In telling this intense story about business history, filmmaker Matt Johnson turned to a pair of actors best known for comedy: Longtime It’s Always Sunny in Philadelphia star Glenn Howerton, and Jay Baruchel, whose credits include everything from Tropic Thunder to This is the End to Letterkenny. They play Mike Lazaridis and Jim Balsillie, the co-CEOs of Research in Motion, the company that made the BlackBerry.
We spoke with the two actors over Zoom last week, about the film, the story, the Canada-ness of it all, and whether they worried a key moment in the movie might upset the Chinese Communist Party.
I want to ask first of all what drew you to this project, and what were your first thoughts on a movie about BlackBerry?
GLENN HOWERTON: Yea, I mean, I was sent the script, it was a very traditional process in many ways, I was sent the script, I was really blown away by the quality of the writing, the dialogue, the drive of the story, and the fact that it was such an iconic device, and yet somehow I knew nothing about the backstory about went into the building and the downfall of the company.
So it was interesting to me on every level, and then when I watched the director’s prior films and then met with him over Zoom I was so impressed with him, that the whole thing was a total slam dunk for me. Good script, great director, great co-star with Jay – I’ve seen so much of Jay’s work and I get to work with Jay, I get to work with Matt. It’s like, I can’t find a flaw with this.
JAY BARUCHEL: That’s nice, yea. For me, it just started with being a fan of Matt Johnson since his first film The Dirties. And him, just being a filmmaker who I watching. We had a lot of friends in common in the Toronto movie world. And then I got to know him, and he told me he was trying to make a movie about the BlackBerry. And I was like, “Oh shit,” and I pulled one out of my pocket because I was still using one at that time.
But all of that would be utterly irrelevant if they didn’t write a spectacular script, and he and Matt Miller really did. And so it was a script you’d read and you’d be like ‘If we miss half of this, we’re still going to have a pretty incredible ride. And I knew his whole approach to filmmaking. There are not many bona fide auteurs who will stick it out and stick to their guns, to their own detriment, to create what they want to create. And he is sort of a different breed, they don’t make a ton of guys like him anymore.
Like Glenn said, it was a slam dunk.
So Jay, because you’re the Canadian of the two of you, can you speak to the Canadian-ness of this project, and of the story itself? It’s a Canadian company, a Canadian device, it’s set in Canada. Is the Canadian business world different in a way that Americans might not appreciate?

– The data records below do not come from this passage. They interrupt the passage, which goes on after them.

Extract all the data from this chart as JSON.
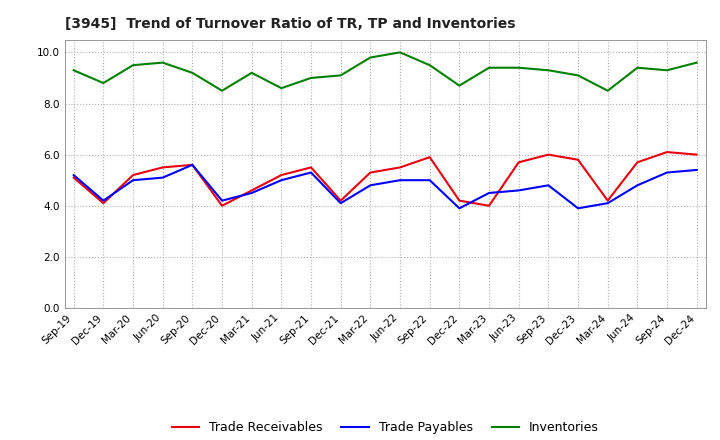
{
  "title": "[3945]  Trend of Turnover Ratio of TR, TP and Inventories",
  "labels": [
    "Sep-19",
    "Dec-19",
    "Mar-20",
    "Jun-20",
    "Sep-20",
    "Dec-20",
    "Mar-21",
    "Jun-21",
    "Sep-21",
    "Dec-21",
    "Mar-22",
    "Jun-22",
    "Sep-22",
    "Dec-22",
    "Mar-23",
    "Jun-23",
    "Sep-23",
    "Dec-23",
    "Mar-24",
    "Jun-24",
    "Sep-24",
    "Dec-24"
  ],
  "trade_receivables": [
    5.1,
    4.1,
    5.2,
    5.5,
    5.6,
    4.0,
    4.6,
    5.2,
    5.5,
    4.2,
    5.3,
    5.5,
    5.9,
    4.2,
    4.0,
    5.7,
    6.0,
    5.8,
    4.2,
    5.7,
    6.1,
    6.0
  ],
  "trade_payables": [
    5.2,
    4.2,
    5.0,
    5.1,
    5.6,
    4.2,
    4.5,
    5.0,
    5.3,
    4.1,
    4.8,
    5.0,
    5.0,
    3.9,
    4.5,
    4.6,
    4.8,
    3.9,
    4.1,
    4.8,
    5.3,
    5.4
  ],
  "inventories": [
    9.3,
    8.8,
    9.5,
    9.6,
    9.2,
    8.5,
    9.2,
    8.6,
    9.0,
    9.1,
    9.8,
    10.0,
    9.5,
    8.7,
    9.4,
    9.4,
    9.3,
    9.1,
    8.5,
    9.4,
    9.3,
    9.6
  ],
  "tr_color": "#e8000d",
  "tp_color": "#0000ff",
  "inv_color": "#008000",
  "ylim": [
    0.0,
    10.5
  ],
  "yticks": [
    0.0,
    2.0,
    4.0,
    6.0,
    8.0,
    10.0
  ],
  "background_color": "#ffffff",
  "grid_color": "#b0b0b0",
  "legend_labels": [
    "Trade Receivables",
    "Trade Payables",
    "Inventories"
  ]
}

JB: Yea, typically, especially nowadays, it’s probably slightly lower stakes. The American one is still the big time, and the dream for a Canadian product is to get into the U.S. market because there’s literally ten times as many Americans as Canadians. And so just working backward from that, it gives it an inherent kind of difference.

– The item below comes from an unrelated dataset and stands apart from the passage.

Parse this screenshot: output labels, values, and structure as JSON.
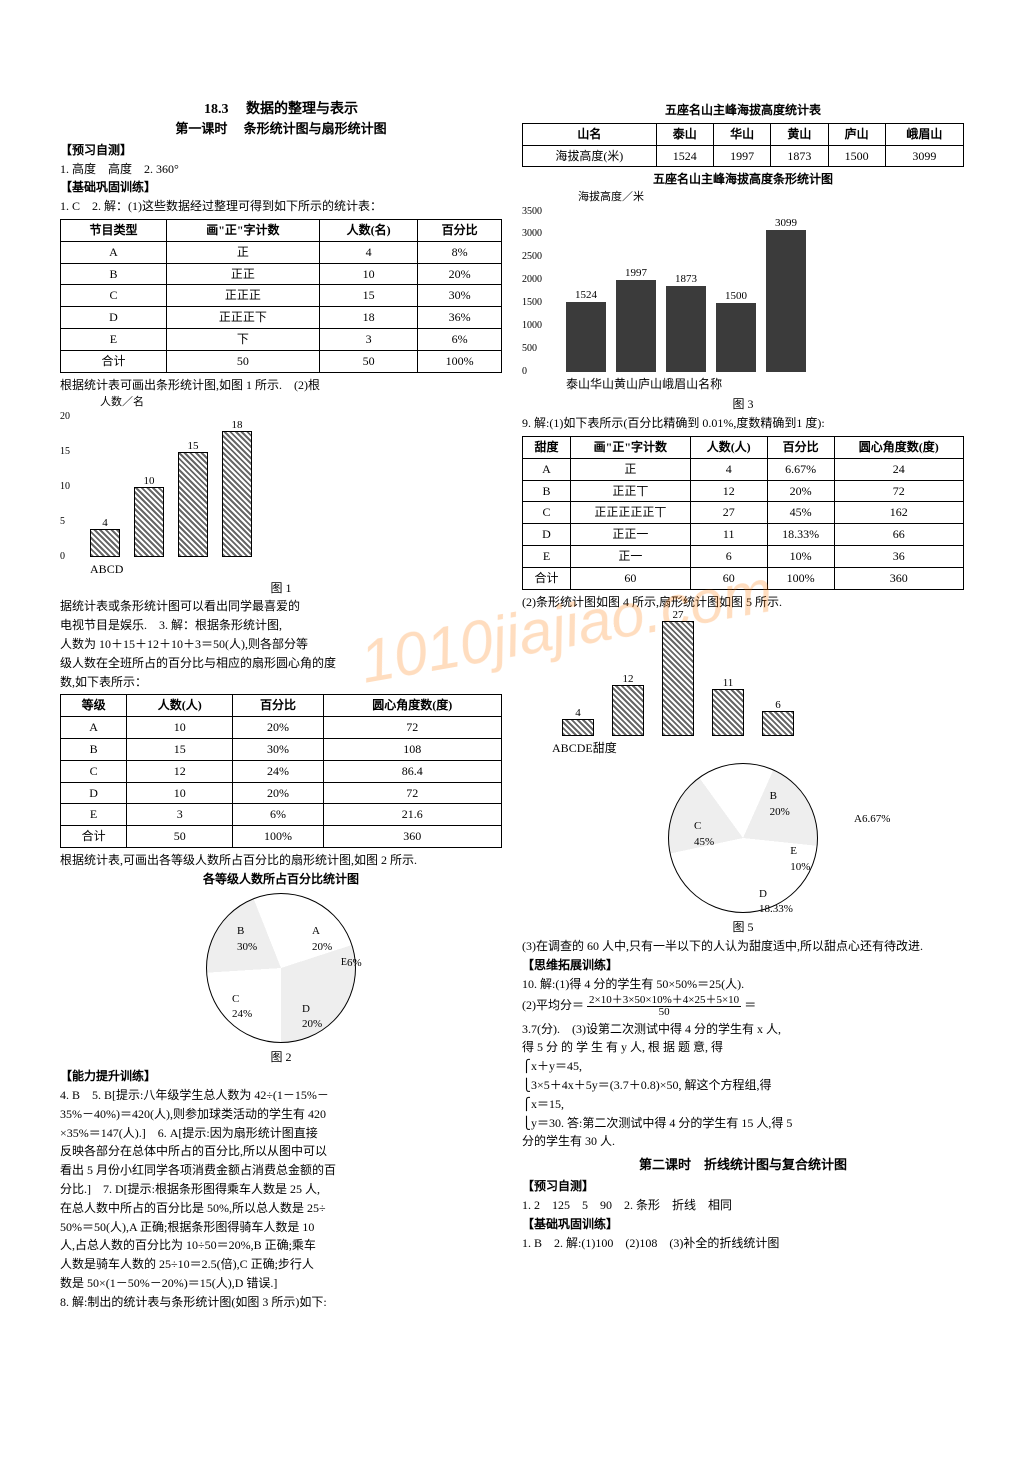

It also has a different history and tradition. But that’s another part of what appealed to me about this one – and not just in terms of business, in terms of all sorts of ephemera, as well, and a spirit behind all of it. It felt truthful, if there is such a thing, as a Canadian perspective, this certainly had one of them. And so I knew that Matt – I liked what he said to say about movies as a guy and a creator, and I saw that reflected in the script that he wrote and the movie that he made.
There’s a great running thing in the movie where Jim doesn’t like cheap products from China that make that noise, and it has that great payoff at the end. Was there any worry that the Chinese government would be upset about that?
JB: Not for me, because I’m not a producer. I don’t fucking care.
So you’re saying it never came up?
JB: It came up constantly. And I don’t want to speak on anyone else’s behalf, but I’ll just say that there’s a difference between being against poor manufacturing in a place that does a lot of it, and being against a country and a culture.
GH: I mean, they may not see it that way, but that’s how I see it.